Hamiltonian World Models: A Physically Grounded Approach to Generative World Modeling
A recent paper available on arXiv (2605.00412) introduces Hamiltonian World Models, offering a physically based approach to world modeling applicable to robotics, embodied intelligence, autonomous driving, and model-based reinforcement learning. The authors note that existing research in world modeling is largely divided into three distinct categories: 2D video-generative models (focused on visual future synthesis), 3D scene-centric models (which emphasize spatial reconstruction), and JEPA-like latent models (which deal with abstract predictive representations). Despite advancements in each area, these models often fail to deliver predictions that are physically reliable, controllable through actions, and stable over long periods.
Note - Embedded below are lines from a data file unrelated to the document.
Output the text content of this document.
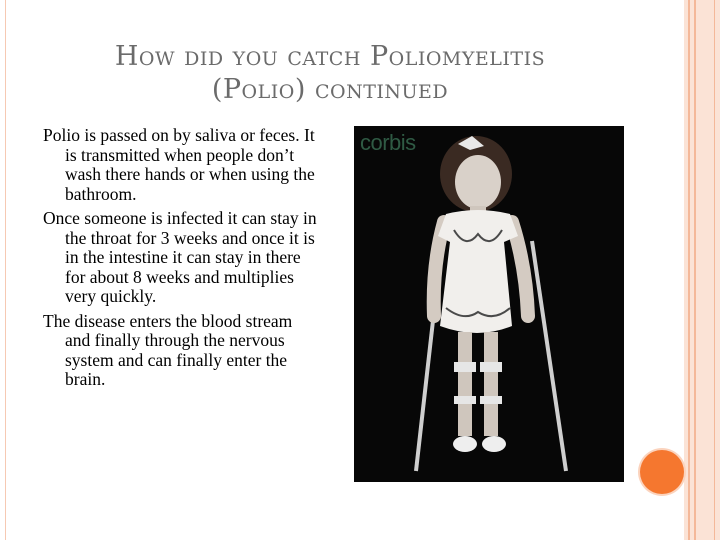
How did you catch Poliomyelitis
(Polio) continued

Polio is passed on by saliva or feces. It is transmitted when people don’t wash there hands or when using the bathroom.

Once someone is infected it can stay in the throat for 3 weeks and once it is in the intestine it can stay in there for about 8 weeks and multiplies very quickly.

The disease enters the blood stream and finally through the nervous system and can finally enter the brain.

corbis
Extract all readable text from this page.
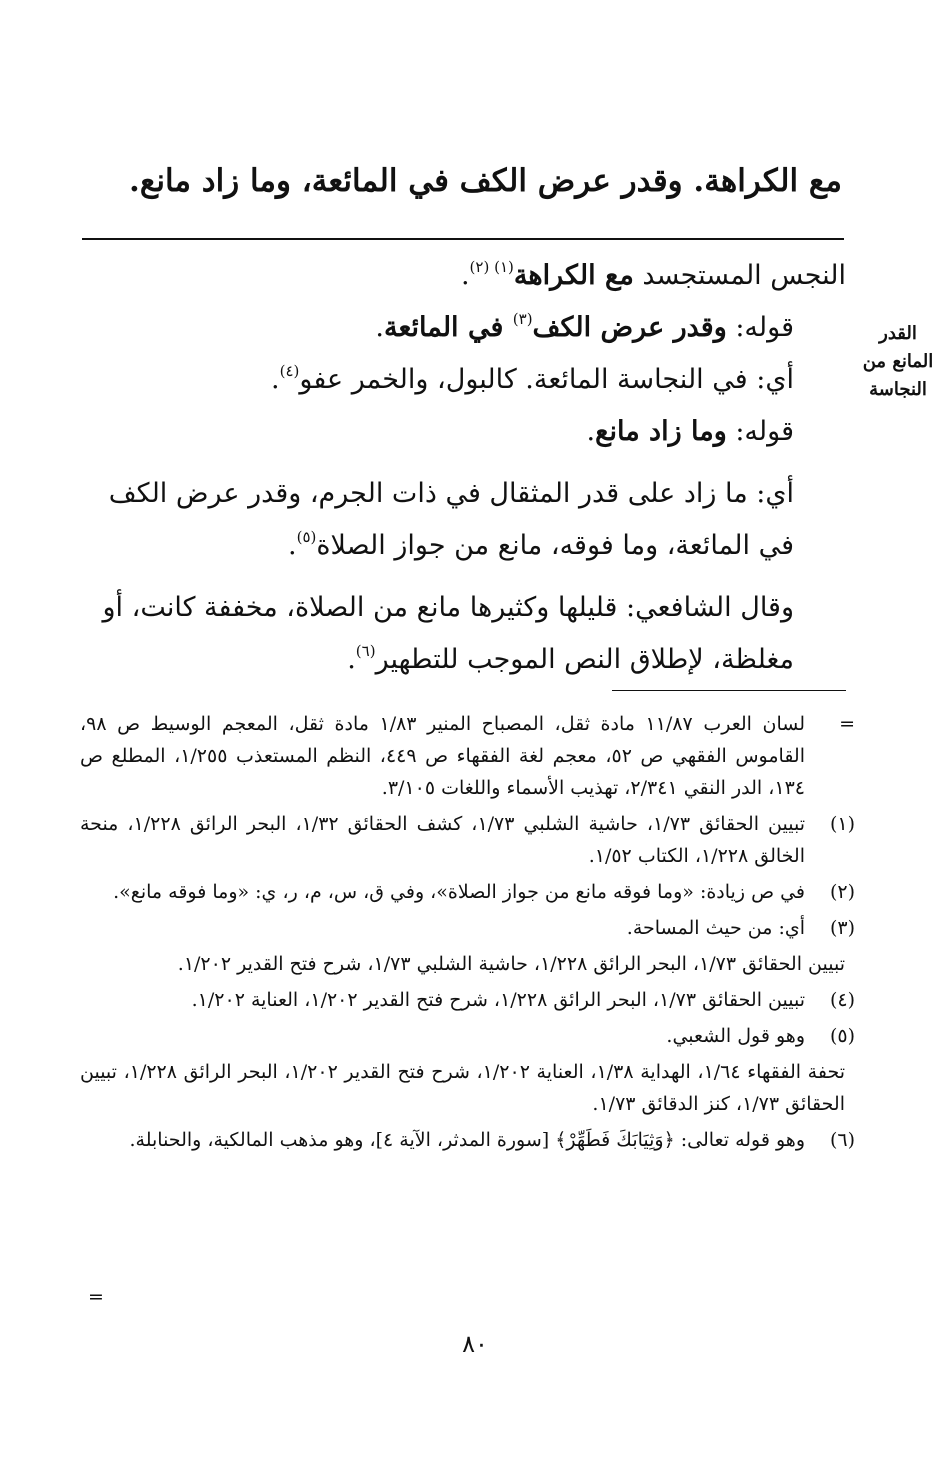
مع الكراهة. وقدر عرض الكف في المائعة، وما زاد مانع.
القدر
المانع من
النجاسة

النجس المستجسد مع الكراهة$^{(١) (٢)}$.

قوله: وقدر عرض الكف$^{(٣)}$ في المائعة.

أي: في النجاسة المائعة. كالبول، والخمر عفو$^{(٤)}$.

قوله: وما زاد مانع.

أي: ما زاد على قدر المثقال في ذات الجرم، وقدر عرض الكف في المائعة، وما فوقه، مانع من جواز الصلاة$^{(٥)}$.

وقال الشافعي: قليلها وكثيرها مانع من الصلاة، مخففة كانت، أو مغلظة، لإطلاق النص الموجب للتطهير$^{(٦)}$.

=
لسان العرب ١١/٨٧ مادة ثقل، المصباح المنير ١/٨٣ مادة ثقل، المعجم الوسيط ص ٩٨، القاموس الفقهي ص ٥٢، معجم لغة الفقهاء ص ٤٤٩، النظم المستعذب ١/٢٥٥، المطلع ص ١٣٤، الدر النقي ٢/٣٤١، تهذيب الأسماء واللغات ٣/١٠٥.
(١)
تبيين الحقائق ١/٧٣، حاشية الشلبي ١/٧٣، كشف الحقائق ١/٣٢، البحر الرائق ١/٢٢٨، منحة الخالق ١/٢٢٨، الكتاب ١/٥٢.
(٢)
في ص زيادة: «وما فوقه مانع من جواز الصلاة»، وفي ق، س، م، ر، ي: «وما فوقه مانع».
(٣)
أي: من حيث المساحة.
تبيين الحقائق ١/٧٣، البحر الرائق ١/٢٢٨، حاشية الشلبي ١/٧٣، شرح فتح القدير ١/٢٠٢.
(٤)
تبيين الحقائق ١/٧٣، البحر الرائق ١/٢٢٨، شرح فتح القدير ١/٢٠٢، العناية ١/٢٠٢.
(٥)
وهو قول الشعبي.
تحفة الفقهاء ١/٦٤، الهداية ١/٣٨، العناية ١/٢٠٢، شرح فتح القدير ١/٢٠٢، البحر الرائق ١/٢٢٨، تبيين الحقائق ١/٧٣، كنز الدقائق ١/٧٣.
(٦)
وهو قوله تعالى: ﴿وَثِيَابَكَ فَطَهِّرْ﴾ [سورة المدثر، الآية ٤]، وهو مذهب المالكية، والحنابلة.
=
٨٠
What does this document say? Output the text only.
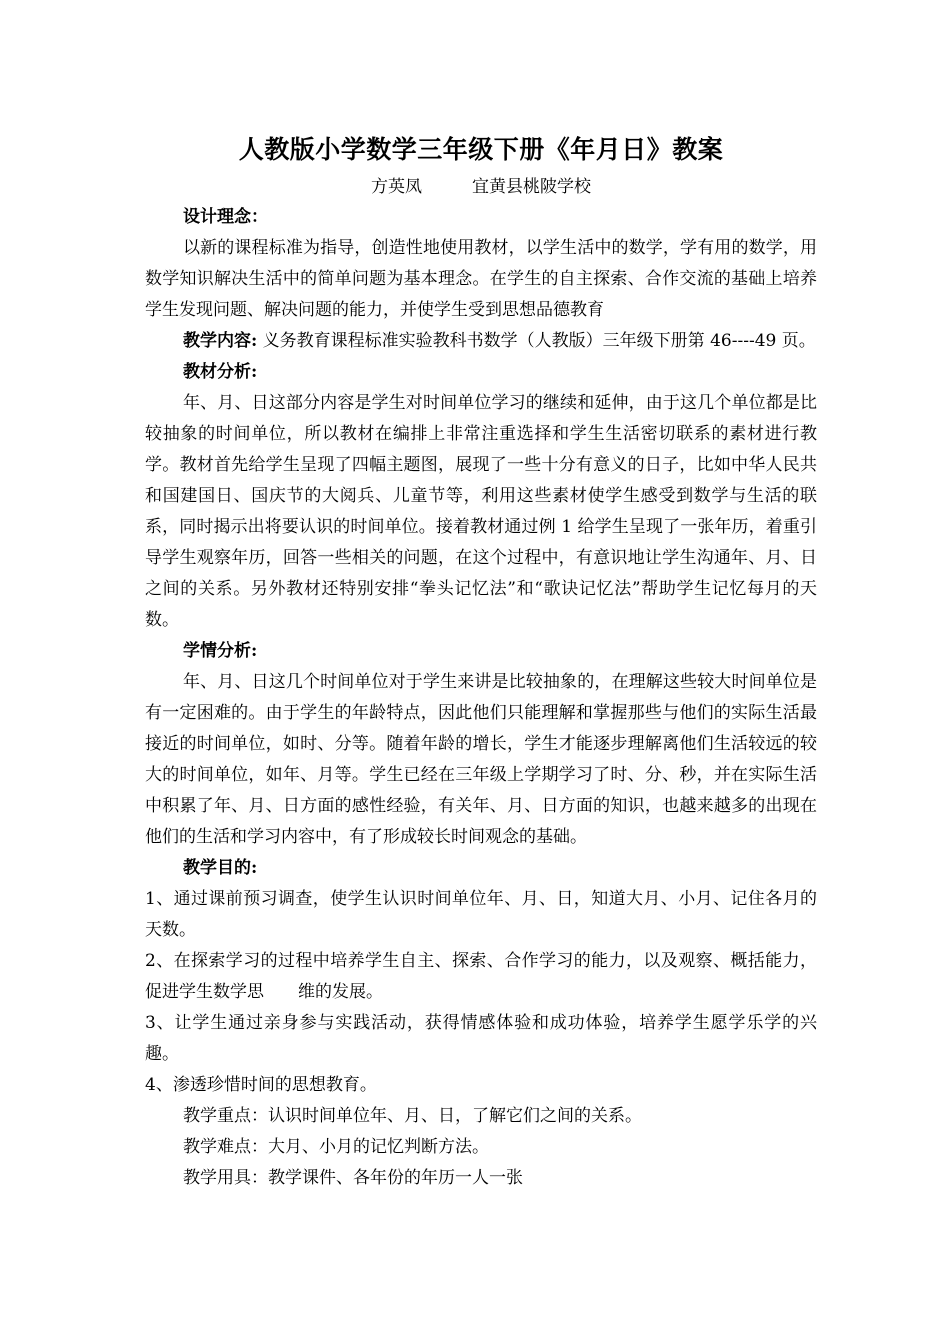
人教版小学数学三年级下册《年月日》教案
方英凤	宜黄县桃陂学校

设计理念：

以新的课程标准为指导，创造性地使用教材，以学生活中的数学，学有用的数学，用数学知识解决生活中的简单问题为基本理念。在学生的自主探索、合作交流的基础上培养学生发现问题、解决问题的能力，并使学生受到思想品德教育

教学内容: 义务教育课程标准实验教科书数学（人教版）三年级下册第 46----49 页。

教材分析:

年、月、日这部分内容是学生对时间单位学习的继续和延伸，由于这几个单位都是比较抽象的时间单位，所以教材在编排上非常注重选择和学生生活密切联系的素材进行教学。教材首先给学生呈现了四幅主题图，展现了一些十分有意义的日子，比如中华人民共和国建国日、国庆节的大阅兵、儿童节等，利用这些素材使学生感受到数学与生活的联系，同时揭示出将要认识的时间单位。接着教材通过例 1 给学生呈现了一张年历，着重引导学生观察年历，回答一些相关的问题，在这个过程中，有意识地让学生沟通年、月、日之间的关系。另外教材还特别安排“拳头记忆法”和“歌诀记忆法”帮助学生记忆每月的天数。

学情分析:

年、月、日这几个时间单位对于学生来讲是比较抽象的，在理解这些较大时间单位是有一定困难的。由于学生的年龄特点，因此他们只能理解和掌握那些与他们的实际生活最接近的时间单位，如时、分等。随着年龄的增长，学生才能逐步理解离他们生活较远的较大的时间单位，如年、月等。学生已经在三年级上学期学习了时、分、秒，并在实际生活中积累了年、月、日方面的感性经验，有关年、月、日方面的知识，也越来越多的出现在他们的生活和学习内容中，有了形成较长时间观念的基础。

教学目的:

1、通过课前预习调查，使学生认识时间单位年、月、日，知道大月、小月、记住各月的天数。

2、在探索学习的过程中培养学生自主、探索、合作学习的能力，以及观察、概括能力，促进学生数学思　　维的发展。

3、让学生通过亲身参与实践活动，获得情感体验和成功体验，培养学生愿学乐学的兴趣。

4、渗透珍惜时间的思想教育。

教学重点：认识时间单位年、月、日，了解它们之间的关系。

教学难点：大月、小月的记忆判断方法。

教学用具：教学课件、各年份的年历一人一张
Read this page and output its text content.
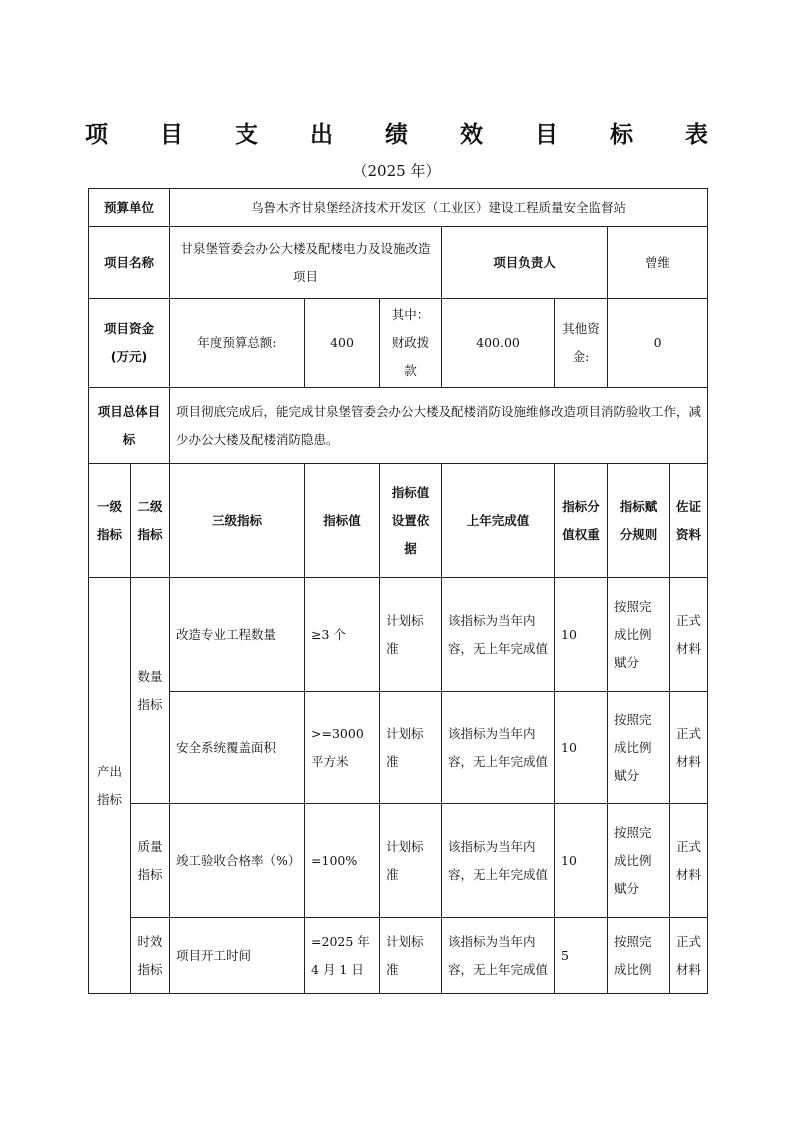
项 目 支 出 绩 效 目 标 表
（2025 年）
预算单位		乌鲁木齐甘泉堡经济技术开发区（工业区）建设工程质量安全监督站						
项目名称		甘泉堡管委会办公大楼及配楼电力及设施改造项目			项目负责人		曾维	
项目资金(万元)		年度预算总额:	400	其中：财政拨款	400.00	其他资金:	0	
项目总体目标		项目彻底完成后，能完成甘泉堡管委会办公大楼及配楼消防设施维修改造项目消防验收工作，减少办公大楼及配楼消防隐患。						
一级指标	二级指标	三级指标	指标值	指标值设置依据	上年完成值	指标分值权重	指标赋分规则	佐证资料
产出指标	数量指标	改造专业工程数量	≥3 个	计划标准	该指标为当年内容，无上年完成值	10	按照完成比例赋分	正式材料
		安全系统覆盖面积	>=3000 平方米	计划标准	该指标为当年内容，无上年完成值	10	按照完成比例赋分	正式材料
	质量指标	竣工验收合格率（%）	=100%	计划标准	该指标为当年内容，无上年完成值	10	按照完成比例赋分	正式材料
	时效指标	项目开工时间	=2025 年 4 月 1 日	计划标准	该指标为当年内容，无上年完成值	5	按照完成比例	正式材料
The paper emphasizes that the critical issue is not the realism of generated futures but their physical relevance and utility for action, advocating for the integration of Hamiltonian mechanics to impose physical constraints.
Key facts
- Paper arXiv:2605.00412 proposes Hamiltonian World Models.
- Focuses on embodied intelligence, robotics, autonomous driving, and model-based reinforcement learning.
- Identifies three current routes: 2D video-generative, 3D scene-centric, and JEPA-like latent models.
- Argues current models lack physical reliability and action controllability.
- Proposes Hamiltonian mechanics as a physical grounding for world models.
- Emphasizes physically meaningful and action-useful future predictions.
- The paper is a new submission to arXiv.
- The approach aims to improve long-horizon stability for decision making.